To identify which clones in a library contain a given DNA sequence.

What is a restriction map?

A diagram that shows the number, order, and distances of restriction enzyme cleavage sites on DNA.

What technique is used to visualize DNA fragments in gel electrophoresis?

Staining with ethidium bromide and illuminating with UV light.

What is the function of fluorescent in situ hybridization (FISH)?

To hybridize a probe directly to chromosomes or RNA without blotting.

What is the most common method of DNA sequencing?

Dideoxynucleotide chain-termination sequencing (Sanger sequencing).

What is the function of dideoxynucleotides in DNA sequencing?

They terminate DNA synthesis when incorporated into the growing DNA strand.

How did computer-automated DNA sequencing impact research?

It enabled rapid progress in large-scale projects like the Human Genome Project.

What is gene targeting?

Manipulating a specific allele or locus in the genome to learn its function.

What are knockout mice used for?

To disrupt specific genes to study the consequences and gene functions.

What is the Cre-lox system?

A method for creating conditional knockout animals, allowing targeted gene disruption at specific times.

What are transgenic animals?

Animals that contain a transgene, which can express or overexpress a particular gene.

What does CRISPR-Cas9 allow researchers to do?

It enables gene editing by creating precise changes in DNA sequences.

What is complementary DNA (cDNA)?

DNA synthesized from an mRNA template using reverse transcriptase.

What does the term 'transgene' refer to?

A gene that has been transferred from one organism to another.

What applications does PCR have in genetics?

Screening for mutations and diagnosing genetic disorders.
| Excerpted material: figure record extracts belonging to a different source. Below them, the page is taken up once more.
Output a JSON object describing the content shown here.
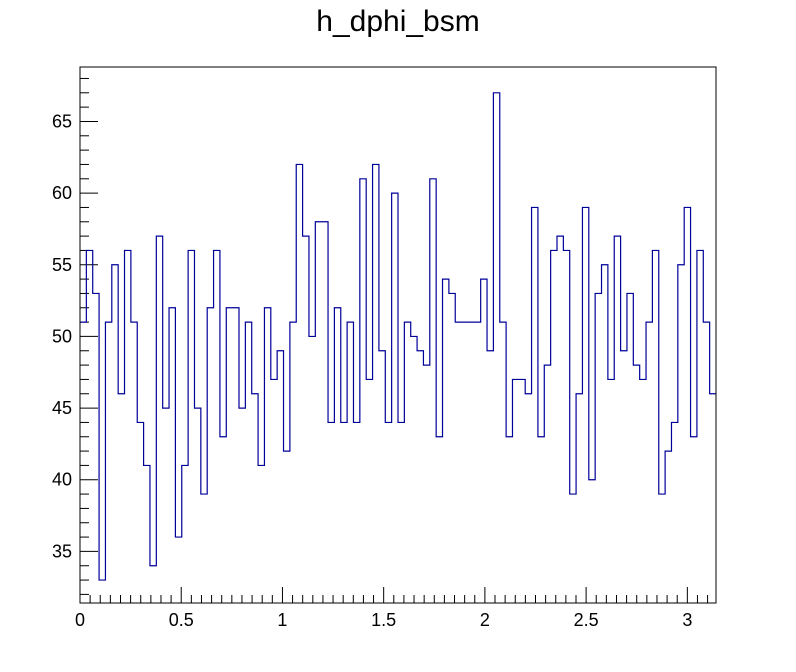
{
  "chart_data": {
    "type": "line",
    "style": "step-histogram",
    "title": "h_dphi_bsm",
    "xlabel": "",
    "ylabel": "",
    "xlim": [
      0,
      3.14159
    ],
    "ylim": [
      31.4,
      68.8
    ],
    "x_ticks": [
      0,
      0.5,
      1,
      1.5,
      2,
      2.5,
      3
    ],
    "x_tick_labels": [
      "0",
      "0.5",
      "1",
      "1.5",
      "2",
      "2.5",
      "3"
    ],
    "y_ticks": [
      35,
      40,
      45,
      50,
      55,
      60,
      65
    ],
    "y_tick_labels": [
      "35",
      "40",
      "45",
      "50",
      "55",
      "60",
      "65"
    ],
    "grid": false,
    "line_color": "#000099",
    "n_bins": 100,
    "series": [
      {
        "values": [
          51,
          56,
          53,
          33,
          51,
          55,
          46,
          56,
          51,
          44,
          41,
          34,
          57,
          45,
          52,
          36,
          41,
          56,
          45,
          39,
          52,
          56,
          43,
          52,
          52,
          45,
          51,
          46,
          41,
          52,
          47,
          49,
          42,
          51,
          62,
          57,
          50,
          58,
          58,
          44,
          52,
          44,
          51,
          44,
          61,
          47,
          62,
          49,
          44,
          60,
          44,
          51,
          50,
          49,
          48,
          61,
          43,
          54,
          53,
          51,
          51,
          51,
          51,
          54,
          49,
          67,
          51,
          43,
          47,
          47,
          46,
          59,
          43,
          48,
          56,
          57,
          56,
          39,
          46,
          59,
          40,
          53,
          55,
          47,
          57,
          49,
          53,
          48,
          47,
          51,
          56,
          39,
          42,
          44,
          55,
          59,
          43,
          56,
          51,
          46
        ]
      }
    ]
  }
}
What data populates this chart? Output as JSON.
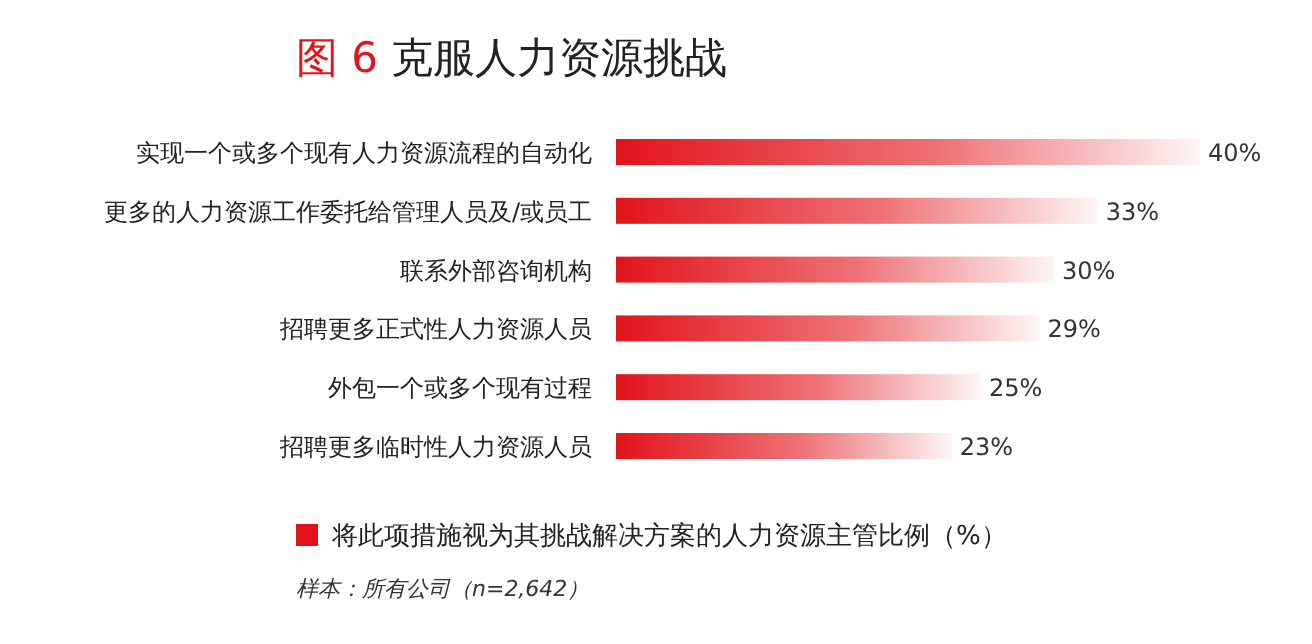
{
  "chart_data": {
    "type": "bar",
    "orientation": "horizontal",
    "title": "图 6  克服人力资源挑战",
    "categories": [
      "实现一个或多个现有人力资源流程的自动化",
      "更多的人力资源工作委托给管理人员及/或员工",
      "联系外部咨询机构",
      "招聘更多正式性人力资源人员",
      "外包一个或多个现有过程",
      "招聘更多临时性人力资源人员"
    ],
    "series": [
      {
        "name": "将此项措施视为其挑战解决方案的人力资源主管比例（%）",
        "color": "#e2131b",
        "values": [
          40,
          33,
          30,
          29,
          25,
          23
        ],
        "value_labels": [
          "40%",
          "33%",
          "30%",
          "29%",
          "25%",
          "23%"
        ]
      }
    ],
    "legend": "bottom",
    "annotations": [
      "样本：所有公司（n=2,642）"
    ]
  }
}
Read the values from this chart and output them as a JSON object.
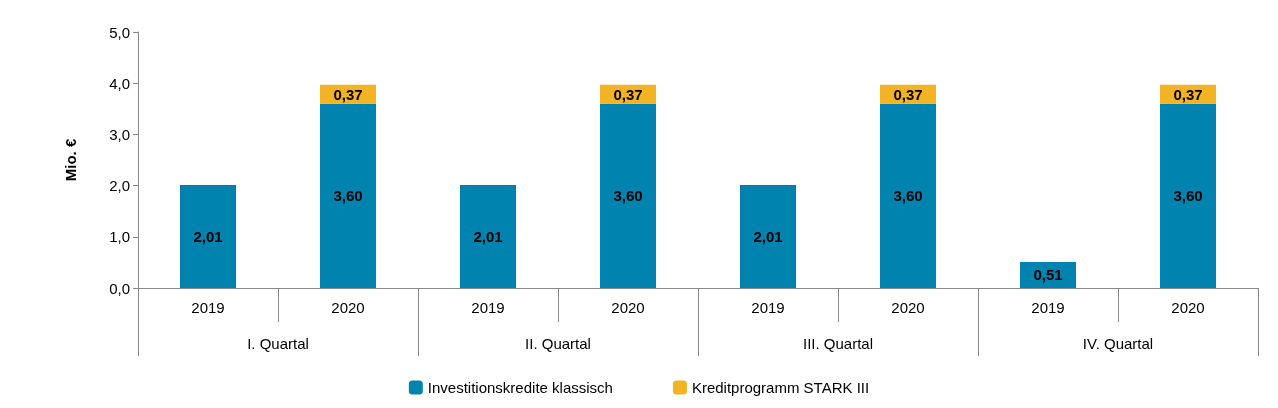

What is the purpose of multiple cloning sites in vectors?

To enable cloning of a range of different DNA fragments.

How does blue-white screening determine successful cloning?

Cells with recombinant plasmids appear white, while those with nonrecombinant plasmids appear blue.

What is the importance of DNA polymerase in PCR?

It synthesizes new DNA strands during the amplification process.

What does the Southern blot technique use to identify DNA fragments?

Labeled probes that hybridize to complementary sequences.